Comment by rockemsockem

Comment by rockemsockem 3 days ago

15 replies

You need multiple services whenever the scaling requirements of two components of your system are significantly different. That's pretty much it. These are often called micro services, but they don't have to actually be "micro"

roncesvalles 3 days ago

That's the most nonsensical reason to adopt microservices imo.

Consider this: every API call (or function call) in your application has different scaling requirements. Every LOC in your application has different scaling requirements. What difference does it make whether you scale it all "together" as a monolith or separately? One step further, I'd argue it's better to scale everything together because the total breathing room available to any one function experiencing unusual load is higher than if you deployed everything separately. Not to mention intra- and inter-process comm being much cheaper than network calls.

The "correct" reasons for going microservices are exclusively human -- walling off too much complexity for one person or one team to grapple with. Some hypothetical big brain alien species would draw the line between microservices at completely different levels of complexity.
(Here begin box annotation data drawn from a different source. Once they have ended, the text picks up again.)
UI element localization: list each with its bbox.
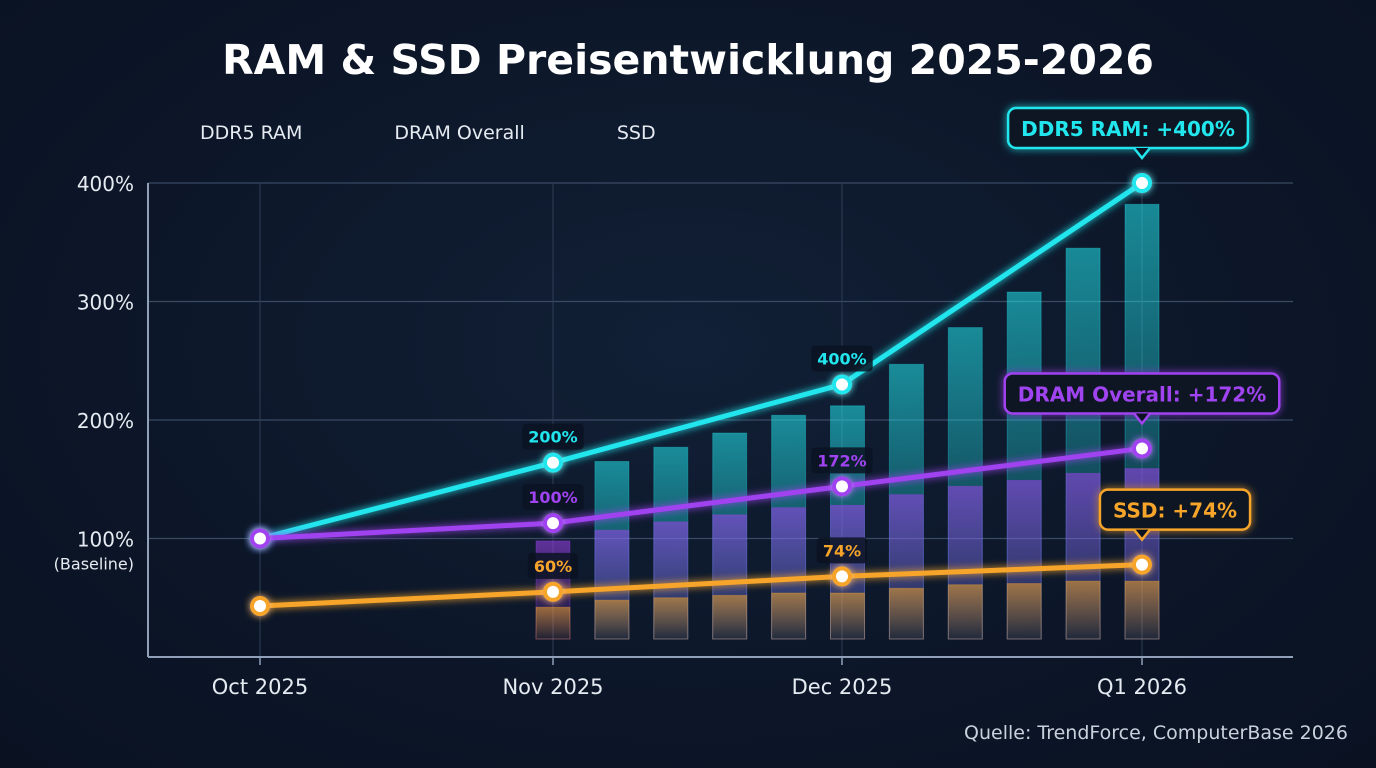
background-bar [535,606,571,640]
data-label-bg [522,484,584,511]
background-bar [1065,580,1101,640]
data-point [832,374,852,395]
background-bar [830,592,865,640]
y-tick-label: 300% [77,291,134,315]
data-label-text: 60% [534,557,572,576]
data-point [1132,173,1152,193]
callout-text: DDR5 RAM: +400% [1021,117,1235,141]
x-tick-label: Nov 2025 [502,675,603,699]
data-point [543,452,563,473]
callout-border [1006,106,1250,150]
x-tick-label: Dec 2025 [792,675,893,699]
callout-box: DRAM Overall: +172% [1003,372,1281,426]
series-line [259,562,1143,609]
background-bar [594,599,630,640]
data-point [832,476,852,497]
callout-pointer [1133,412,1151,426]
data-label: 100% [522,484,584,511]
data-label-bg [527,552,579,579]
data-label: 400% [811,345,873,372]
data-label-bg [522,423,584,450]
callout-box: DDR5 RAM: +400% [1006,106,1250,161]
data-point [250,596,270,617]
data-point [832,566,852,587]
data-point [1132,554,1152,575]
background-bar [712,594,748,640]
background-bar [771,592,807,640]
background-bar [653,597,689,640]
callout-box: SSD: +74% [1098,488,1252,542]
data-label-bg [816,537,868,564]
background-bar [888,587,924,640]
callout-pointer [1133,147,1151,161]
background-bar [947,584,983,640]
data-label-bg [811,345,873,372]
series-line [259,180,1144,541]
callout-text: SSD: +74% [1113,499,1237,523]
data-label-text: 400% [817,349,866,368]
data-label: 74% [816,537,868,564]
data-point [250,528,270,549]
data-label-text: 100% [528,488,577,507]
chart-title: RAM & SSD Preisentwicklung 2025-2026 [222,36,1154,84]
data-label: 172% [811,447,873,474]
legend-label: DRAM Overall [394,122,524,144]
data-label-text: 172% [817,451,866,470]
data-point [543,513,563,534]
y-tick-label: 400% [77,172,134,196]
series-line [259,445,1143,541]
data-label-bg [811,447,873,474]
callout-pointer [1133,528,1151,542]
y-tick-sublabel: (Baseline) [54,555,134,574]
background-bar [1006,583,1042,640]
data-point [543,581,563,602]
x-tick-label: Q1 2026 [1097,675,1187,699]
data-label: 60% [527,552,579,579]
y-tick-label: 200% [77,409,134,433]
data-point [1132,438,1152,459]
data-label-text: 74% [823,541,861,560]
callout-border [1098,488,1252,531]
data-label: 200% [522,423,584,450]
x-tick-label: Oct 2025 [212,675,308,699]
source-note: Quelle: TrendForce, ComputerBase 2026 [964,722,1348,744]
data-label-text: 200% [528,428,577,447]
background-bar [1124,580,1160,640]
y-tick-label: 100% [77,528,134,552]
legend-label: DDR5 RAM [200,122,302,144]
callout-text: DRAM Overall: +172% [1018,382,1267,406]
legend-label: SSD [617,122,656,144]
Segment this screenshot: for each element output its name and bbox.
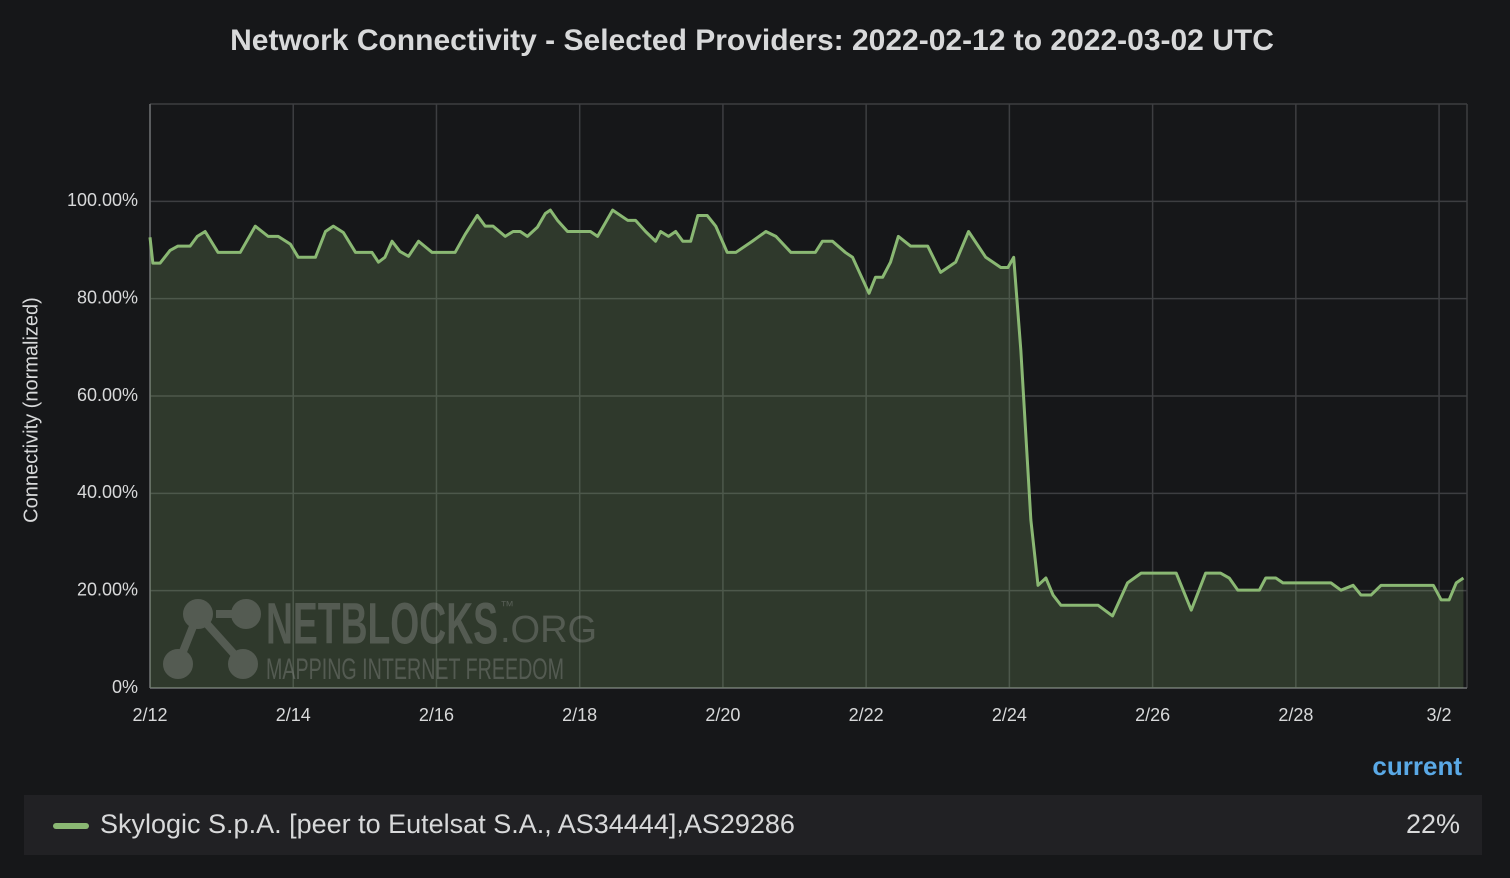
legend-header: current: [1372, 751, 1462, 781]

  • venturecruelty 3 days ago

    At this point, I'm convinced that too many people simply haven't built software in a way that isn't super Kubernetes-ified, so they don't know that it's possible. This is the field where developers think 32 GB of RAM isn't enough in their laptop, when we went to the moon with like... 4K. There is no historical or cultural memory in software anymore, so people graduate not understanding that you can actually handle 10,000 connections per second now on a five-year-old server.

    • Nextgrid 3 days ago

      Many developers started their career during the ZIRP era where none of the typical constraints of "engineering" (cost control, etc) actually applied and complexity & high cloud bills were seen as a good thing, so no wonder.

      • rockemsockem 2 days ago

        Splitting up responsibilities into separate services should in fact primarily be done to reduce costs.

    • lijok 3 days ago

      You’re focusing on the theoretical and ignoring cost. That’s incompetent engineering.

    • rockemsockem 2 days ago

      There is in fact software that consumes large amounts of resources for fundamental reasons that saves real dollars when it is split into different units for the purpose of scaling those units independently. Most of that software is not primarily dealing with the number of connections it has.

    • [removed] 3 days ago
      [deleted]
  • rockemsockem 2 days ago

    What are you talking about.

    When people talk about scaling requirements they are not referring to minutiae like "this function needs X CPU per request and this other function needs Y CPU per request", they are talking about whether particular endpoints are primarily constrained by different things (i.e. CPU vs memory vs disk). This is important because if I need to scale up machines for one endpoint that requires X CPU but the same service has another endpoint requiring Y memory whereas my original service only needs Z memory and Y is significantly larger than Z then suddenly you have to pay a bunch of extra money to scale up your CPU-bound endpoint because you are co-hosting it with a memory-bound endpoint.

    If all your endpoints just do some different logic and all hit a few redis endpoints, run a few postgres queries, and assemble results then keep them all together!!!

    EDIT: my original post even included the phrase "significantly different" to describe when you should split a service!!! It's like you decided to have an argument with someone else you've met in your life, but directed it at me

siliconwrath 3 days ago

Another case I’ve seen is to separate a specific part of the system which has regulatory or compliance requirements that might be challenging to support for the rest of the larger system, eg HIPAA compliance, PCI compliance, etc.

(To clarify, I’m not disagreeing with you!)

  • rockemsockem 2 days ago

    Good point, I was primarily thinking of engineering reasons, but alas there are indeed other concerns.

zmmmmm 3 days ago

It has other advantages.

Operationally, it is very nice to be able to update one discrete function on its own in a patch cycle. You can try to persuade yourself you will pull it off with a modular monolith but the physical isolation of separate services provides guarantees that no amount of testing / review / good intentions can.

However, it's equally an argument for SOA as it is for microservices.

  • rockemsockem 2 days ago

    There are some other benefits like having different release cycles for core infrastructure that must never go down vs a service that greatly benefits from a fast pace of iteration.

    Literally one function per service though is certainly overkill though unless you're pretty small and trying to avoid managing any servers for your application.

twodave 3 days ago

I came here to say the same. If you’re arguing either for or against microservices you’re probably not thinking about the problem correctly. Running one big service may make sense if your resource needs are pretty uniform. Even if they’re not you need to weight the cost of adding complexity vs the cost of scaling some things prematurely or unnecessarily. Often this is an acceptable precursor to splitting up a process.

  • Nextgrid 3 days ago

    You can still horizontally scale a monolith and distribute requests equally or route certain requests to certain instances; the only downside is that those instances would technically waste a few hundred MBs of RAM holding code for endpoints they will never serve; however RAM is cheap compared to the labor cost of a microservices environment.

    • rockemsockem 2 days ago

      For those numbers, yeah you should absolutely do that. But you might want to host your database on different machines than your application because the numbers will likely differ by much more than a few hundred MBs.